Split Decision: Hobby Lobby Supreme Court decision


CON: Heather Kemp

Religious conservatives have once again thrown women’s rights to the wolves and used the cloak of the legal system to do it.

Recently, in a 5-to-4 decision The Supreme Court ruled that it is not Hobby Lobby’s responsibility to provide contraceptives for their employees.

Hobby Lobby and Conestoga Wood Specialities claimed that having to allow their employees access to contraceptives went against their religious freedoms, and that they did not want to provide intrauterine devices, emergency contraceptives and other forms of birth control because they consider them synonymous with abortion.

In no logical way do things like copper IUDs or Plan B pills equate to an abortion.

A baby’s heart does not start beating until 22 days after conception, according to the Mayo Clinic.
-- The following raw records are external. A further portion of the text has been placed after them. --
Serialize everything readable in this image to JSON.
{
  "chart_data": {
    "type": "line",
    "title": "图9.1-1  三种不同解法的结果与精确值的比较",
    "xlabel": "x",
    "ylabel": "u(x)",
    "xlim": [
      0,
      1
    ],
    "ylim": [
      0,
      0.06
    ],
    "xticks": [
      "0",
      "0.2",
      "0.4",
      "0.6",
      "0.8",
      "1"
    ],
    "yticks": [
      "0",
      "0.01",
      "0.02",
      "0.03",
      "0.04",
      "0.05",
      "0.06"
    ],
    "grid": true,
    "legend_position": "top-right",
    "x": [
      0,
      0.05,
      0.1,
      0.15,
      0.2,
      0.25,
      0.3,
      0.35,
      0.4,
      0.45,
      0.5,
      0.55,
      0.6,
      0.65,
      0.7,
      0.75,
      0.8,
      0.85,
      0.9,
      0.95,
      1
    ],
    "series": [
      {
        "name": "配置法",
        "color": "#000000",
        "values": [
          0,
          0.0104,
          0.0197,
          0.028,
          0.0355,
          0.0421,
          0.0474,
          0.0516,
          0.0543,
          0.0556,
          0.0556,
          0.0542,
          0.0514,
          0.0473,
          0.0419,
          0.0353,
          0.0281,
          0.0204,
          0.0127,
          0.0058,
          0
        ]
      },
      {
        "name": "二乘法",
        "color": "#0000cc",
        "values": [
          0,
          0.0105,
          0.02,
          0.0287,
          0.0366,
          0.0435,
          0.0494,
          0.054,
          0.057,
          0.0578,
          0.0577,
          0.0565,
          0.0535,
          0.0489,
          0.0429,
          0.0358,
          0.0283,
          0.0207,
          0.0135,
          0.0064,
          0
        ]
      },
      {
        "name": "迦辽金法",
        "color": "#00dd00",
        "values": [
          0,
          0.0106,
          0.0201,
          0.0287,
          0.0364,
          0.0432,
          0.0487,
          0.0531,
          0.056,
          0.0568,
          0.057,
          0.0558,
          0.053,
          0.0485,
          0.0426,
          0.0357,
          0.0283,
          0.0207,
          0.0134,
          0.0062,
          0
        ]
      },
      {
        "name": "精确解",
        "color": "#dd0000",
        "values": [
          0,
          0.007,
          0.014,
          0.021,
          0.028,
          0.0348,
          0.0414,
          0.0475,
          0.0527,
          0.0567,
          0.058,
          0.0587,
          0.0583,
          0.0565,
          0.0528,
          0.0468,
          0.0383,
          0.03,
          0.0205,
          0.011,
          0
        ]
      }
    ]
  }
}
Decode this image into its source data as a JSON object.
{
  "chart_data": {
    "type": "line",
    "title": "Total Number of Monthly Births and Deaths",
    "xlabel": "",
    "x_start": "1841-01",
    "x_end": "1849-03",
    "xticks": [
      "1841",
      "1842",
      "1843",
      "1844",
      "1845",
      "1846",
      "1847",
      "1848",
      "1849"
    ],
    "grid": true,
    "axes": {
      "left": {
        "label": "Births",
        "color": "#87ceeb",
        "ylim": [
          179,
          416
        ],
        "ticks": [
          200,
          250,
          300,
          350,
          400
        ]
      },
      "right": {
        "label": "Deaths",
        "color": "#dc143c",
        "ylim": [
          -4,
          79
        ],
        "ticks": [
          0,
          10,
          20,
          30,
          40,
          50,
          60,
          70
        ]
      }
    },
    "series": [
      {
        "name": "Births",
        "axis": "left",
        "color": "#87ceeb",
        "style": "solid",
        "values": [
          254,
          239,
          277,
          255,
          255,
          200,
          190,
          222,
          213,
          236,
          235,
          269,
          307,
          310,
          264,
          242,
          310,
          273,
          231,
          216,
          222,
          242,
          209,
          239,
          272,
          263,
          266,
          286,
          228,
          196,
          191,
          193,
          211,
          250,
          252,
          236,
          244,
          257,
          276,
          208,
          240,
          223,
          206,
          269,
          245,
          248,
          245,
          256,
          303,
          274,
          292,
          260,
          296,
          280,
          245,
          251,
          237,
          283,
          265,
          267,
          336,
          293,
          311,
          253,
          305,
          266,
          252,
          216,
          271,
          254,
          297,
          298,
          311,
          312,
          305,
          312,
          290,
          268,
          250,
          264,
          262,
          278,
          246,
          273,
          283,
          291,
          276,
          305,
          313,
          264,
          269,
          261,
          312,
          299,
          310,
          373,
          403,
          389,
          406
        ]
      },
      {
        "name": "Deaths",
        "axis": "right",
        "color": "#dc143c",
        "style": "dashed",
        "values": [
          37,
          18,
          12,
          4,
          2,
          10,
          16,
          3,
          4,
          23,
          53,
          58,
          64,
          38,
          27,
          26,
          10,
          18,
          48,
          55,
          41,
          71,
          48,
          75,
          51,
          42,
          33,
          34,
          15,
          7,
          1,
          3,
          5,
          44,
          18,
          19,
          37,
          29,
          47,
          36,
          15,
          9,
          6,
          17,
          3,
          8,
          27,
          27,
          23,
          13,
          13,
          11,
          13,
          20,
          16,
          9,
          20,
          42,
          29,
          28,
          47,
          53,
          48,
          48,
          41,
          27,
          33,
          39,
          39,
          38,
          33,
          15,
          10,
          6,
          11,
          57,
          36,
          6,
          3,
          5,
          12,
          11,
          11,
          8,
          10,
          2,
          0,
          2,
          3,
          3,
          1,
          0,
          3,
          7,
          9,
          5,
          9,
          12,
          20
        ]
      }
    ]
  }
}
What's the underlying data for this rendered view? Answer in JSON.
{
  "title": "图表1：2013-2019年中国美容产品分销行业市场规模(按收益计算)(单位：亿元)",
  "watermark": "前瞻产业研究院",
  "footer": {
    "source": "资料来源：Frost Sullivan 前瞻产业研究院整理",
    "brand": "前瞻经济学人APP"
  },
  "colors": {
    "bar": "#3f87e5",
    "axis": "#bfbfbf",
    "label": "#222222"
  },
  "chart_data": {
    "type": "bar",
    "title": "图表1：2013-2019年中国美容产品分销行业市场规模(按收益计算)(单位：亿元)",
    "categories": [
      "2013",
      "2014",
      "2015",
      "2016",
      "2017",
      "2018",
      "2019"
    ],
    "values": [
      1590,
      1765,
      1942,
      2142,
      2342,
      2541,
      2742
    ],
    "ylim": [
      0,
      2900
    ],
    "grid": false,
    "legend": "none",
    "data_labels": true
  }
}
If you want to get technical, that means babies aren’t alive for a whole 22 days, and all the methods listed would avoid a possible pregnancy before life begins.

Besides, it is none of Hobby Lobby, Conestoga Wood Specialties or the guy living down the street’s business if a woman wants to get an abortion or not.

Back in 1973 The Supreme Court decided that the choice to have an abortion was a private matter for women living in America.

Yes, the right to religious expression is an important one that needs to be protected, but the Burwell v. Hobby Lobby case crosses the line.

No one should have to live in a world where someone else’s religious beliefs infringe on their own lifestyle.

Hobby Lobby winning this case will let loose a can of worms that slither into the workplace and let employers discriminate in the future justifying it with religious reasoning.

PRO: Jonathan H. Ellyson

There are certain times it is okay for the government to stick its hands in the market, like the Environmental Protection Agency incentivizing certain corporations to reduce toxic emissions that are bad for the planet. The Hobby Lobby contraceptive debate is not one of those times.

The problem with the issue is that it has been clouded by so many professionals using verbose language and not representing the facts honestly.

The basics are this: The Affordable Care Act requires an employer to cover a set of “essential health benefits” which are 10 categories including medically authorized contraception. Hobby Lobby is a company providing healthcare to its employees.

Much like Chick-fil-A and Nabisco, Hobby Lobby has public socio-political ideas. Specifically relevant to this case is that they frown on abortions and believe life starts at conception.

Regardless of your stance on the issues, the company itself shouldn’t have to have any hand in funding what to them would be classified as abortion. Hobby Lobby wasn’t even against contraception in general despite what Nancy Pelosi said in a statement about “what forms of contraception are legal.”

That’s actually a beautiful representation of how this whole issue has been irresponsibly misrepresented.

So the court ruled that a company wouldn’t have to provide funding for abortifacients for its employees. Really the only thing this sets a precedent for is future court cases upholding beliefs and principles, which have nothing to do with banning contraception.